Интермедия
СНОВА АППИЕВА ДОРОГА
18 января 52 года до н. э
10-й час дня
I
Милон выбрался из носилок, сделал несколько шагов в сторону таверны и остановился.
— Что с Клодием? — спросил кандидат в консулы.
Вместо ответа Биррия наклонил свое копье, демонстрируя наконечник, на котором еще алела кровь.
— Клодий убит?
Гладиаторы Евдам и Биррия переглянулись.
— Ранен, — сказал Биррия. — Похоже, тяжело.
— Он выживет. Таверну можно взять штурмом?
— Проще простого, — заявил Биррия. — Как бабу завалить.
— Еще проще, — поддакнул Евдам.
Милон задумался. Одно дело, если бы Клодия убили вроде как случайно в драке, а другое — ворваться в таверну и прикончить Бешеного. Тут явное убийство, на случай уже не свалишь. Но дело начато, дороги назад нет.
— Взять таверну приступом и убить его, — отдал Милон приказ своим людям.
II
Клодий подозвал Зосима. Тот оставил свой наблюдательный пункт у окошка и подошел к патрону.

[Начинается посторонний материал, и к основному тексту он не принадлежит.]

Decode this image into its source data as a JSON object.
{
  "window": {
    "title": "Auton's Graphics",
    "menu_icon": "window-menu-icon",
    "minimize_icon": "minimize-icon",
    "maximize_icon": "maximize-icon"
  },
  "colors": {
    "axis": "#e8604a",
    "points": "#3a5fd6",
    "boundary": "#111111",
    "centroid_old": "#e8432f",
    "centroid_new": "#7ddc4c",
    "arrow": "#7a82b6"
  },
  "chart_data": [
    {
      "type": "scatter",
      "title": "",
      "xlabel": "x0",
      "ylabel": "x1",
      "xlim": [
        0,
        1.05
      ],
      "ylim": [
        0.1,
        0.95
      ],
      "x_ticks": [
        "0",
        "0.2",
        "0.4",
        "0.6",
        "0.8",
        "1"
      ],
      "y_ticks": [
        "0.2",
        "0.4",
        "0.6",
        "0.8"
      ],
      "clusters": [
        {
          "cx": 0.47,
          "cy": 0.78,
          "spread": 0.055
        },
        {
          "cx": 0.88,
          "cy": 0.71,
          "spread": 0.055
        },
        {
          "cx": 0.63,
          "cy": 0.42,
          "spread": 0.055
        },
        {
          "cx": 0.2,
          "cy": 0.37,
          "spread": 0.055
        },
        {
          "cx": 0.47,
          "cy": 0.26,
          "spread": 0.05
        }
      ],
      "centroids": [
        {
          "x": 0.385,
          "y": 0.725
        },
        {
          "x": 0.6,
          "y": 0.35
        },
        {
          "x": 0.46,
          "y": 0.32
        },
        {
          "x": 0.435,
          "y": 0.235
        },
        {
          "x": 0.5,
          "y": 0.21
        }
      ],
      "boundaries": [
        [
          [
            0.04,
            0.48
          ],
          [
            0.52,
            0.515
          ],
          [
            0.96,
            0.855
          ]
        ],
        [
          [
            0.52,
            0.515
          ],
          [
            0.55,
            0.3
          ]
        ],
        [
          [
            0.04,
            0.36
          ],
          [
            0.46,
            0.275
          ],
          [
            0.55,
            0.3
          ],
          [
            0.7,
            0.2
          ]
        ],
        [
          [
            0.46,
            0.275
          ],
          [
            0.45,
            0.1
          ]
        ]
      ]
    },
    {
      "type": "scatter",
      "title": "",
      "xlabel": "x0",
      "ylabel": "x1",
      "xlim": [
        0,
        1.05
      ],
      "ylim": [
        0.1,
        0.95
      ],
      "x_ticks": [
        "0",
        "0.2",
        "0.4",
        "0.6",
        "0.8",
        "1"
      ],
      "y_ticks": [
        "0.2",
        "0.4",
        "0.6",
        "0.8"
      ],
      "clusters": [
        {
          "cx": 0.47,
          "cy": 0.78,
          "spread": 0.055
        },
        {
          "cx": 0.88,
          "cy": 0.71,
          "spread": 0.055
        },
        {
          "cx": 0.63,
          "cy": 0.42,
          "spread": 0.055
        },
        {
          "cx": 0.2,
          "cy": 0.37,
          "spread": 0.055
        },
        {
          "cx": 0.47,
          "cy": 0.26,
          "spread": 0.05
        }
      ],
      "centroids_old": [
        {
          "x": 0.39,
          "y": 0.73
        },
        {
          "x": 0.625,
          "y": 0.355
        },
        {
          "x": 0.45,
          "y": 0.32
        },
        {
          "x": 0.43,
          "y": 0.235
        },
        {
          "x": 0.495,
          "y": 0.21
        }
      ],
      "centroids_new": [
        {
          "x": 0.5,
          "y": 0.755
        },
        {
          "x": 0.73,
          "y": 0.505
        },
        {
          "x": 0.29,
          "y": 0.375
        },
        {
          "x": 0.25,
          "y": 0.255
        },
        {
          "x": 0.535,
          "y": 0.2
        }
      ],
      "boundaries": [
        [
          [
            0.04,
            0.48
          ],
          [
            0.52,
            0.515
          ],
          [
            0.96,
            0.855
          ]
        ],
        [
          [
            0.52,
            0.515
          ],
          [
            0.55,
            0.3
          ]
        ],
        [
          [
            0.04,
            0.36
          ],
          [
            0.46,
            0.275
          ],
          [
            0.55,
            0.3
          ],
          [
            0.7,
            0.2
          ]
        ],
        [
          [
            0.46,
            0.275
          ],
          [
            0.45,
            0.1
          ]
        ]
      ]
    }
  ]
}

— Они ушли? — спросил сенатор.
Зосим отрицательно покачал головой.
— Может, его спрятать? — предложил хозяин.
— Найдут.
— Меч мне! — приказал Клодий. — Будем драться.
— Надо послать к ним глашатая для переговоров, время потянуть.
— Кого? Этруска?
Зосим глянул на забившегося в угол подделывателя печатей. М-да, с глашатаем у них явно проблемы.
Клодий вздохнул.
— Знаешь, сегодня, когда ехал по Аппиевой дороге, я вдруг подумал о знаменитом моем предке, Слепце. Мне ставят его в пример и даже не замечают, как мы схожи — он тоже был дерзок и плевал на условности и на сенат, делал то, что считал нужным. На самом деле, надо было быть очень дерзким, чтобы предлагать в Риме нечто новое, чтобы вымостить эту дорогу и построить первый водопровод. И на религиозные запреты он не обращал внимания — из-за того и ослеп. Я тоже пытаюсь проложить новую, невиданную дорогу, и это вызывает ярость. Если я погибну сегодня, мое имя будет проклято и втоптано в грязь. Мой капитолийский враг Цицерон постарается — уж ты мне поверь.
— Доминус…
— Вот что я скажу… если я тут застряну… — Клодий перевел дыхание и облизнул губы. — Ты беги. Спасайся. Ты должен написать подлинную историю моей жизни.
— Я без тебя не уйду, — прошептал Зосим. Он вдруг упал перед патроном на колени, обхватил его ноги руками и зарыдал. — Я не брошу тебя, брат, ни за что не брошу.
Никогда прежде Зосим не заикался о своем родстве, никогда покойный Аппий Клавдий не признавал в нем сына: быть отцом раба для римского гражданина — позорно. Зосим был доморожденным рабом, сыном рабыни, потом вольноотпущенником — и только. И раз он произнес это запретное «брат», значит, миг был действительно крайний.
— Прорвемся сквозь беды. — Клодий попытался придать голосу уверенности.
— Прорвемся, — отозвался Зосим. — Я обет дал — посвятить золотую чашу Доброй богине, если нам удастся уцелеть. И ты тоже дай какой-нибудь обет.
— Какой? Я ничего придумать не могу. У меня голова кругом идет…
— Обещай помириться с Цицероном.
— Он что, бог, твой Цицерон, чтобы я такие обеты давал?
— Вы должны помириться, — настойчиво повторил Зосим. — Неужели ты не понимаешь сам? Ради Республики…
— О боги, Зосим! Что ты болтаешь! Я вот-вот сдохну, а ты мне твердишь о Цицероне? Неужели нельзя поговорить о чем-нибудь другом!
К ним подошел Полибий, опустился на корточки и преданно заглянул хозяину в глаза. Зосим спешно поднялся с колен.
— Стену надо заднюю разломать. Она из необожженного кирпича, едва держится. Скамью взять, как тараном ударить, и все дела.
— Моя таверна, — простонал хозяин.
— Не волнуйся, за все будет заплачено, если жив останусь, — пообещал сенатор.
— А коли нет? — беззвучно шевельнул губами хозяин.
Но этот вопрос обсуждать не стали.
Полибий кликнул рабов из тех, что посильнее, они подняли скамью и принялись крушить стену. Разом помещение наполнилось известковой пылью. Свет заволокло серым туманом, со всех сторон послышался надсадный кашель.
Зосим вернулся на свой наблюдательный пункт у окна. Люди Милона явно что-то замышляли. За спиной Зосима раздался грохот — скамья проломила стену. И почти сразу люди Милона кинулись в атаку. Несколько человек несли неведомо откуда взявшееся бревно.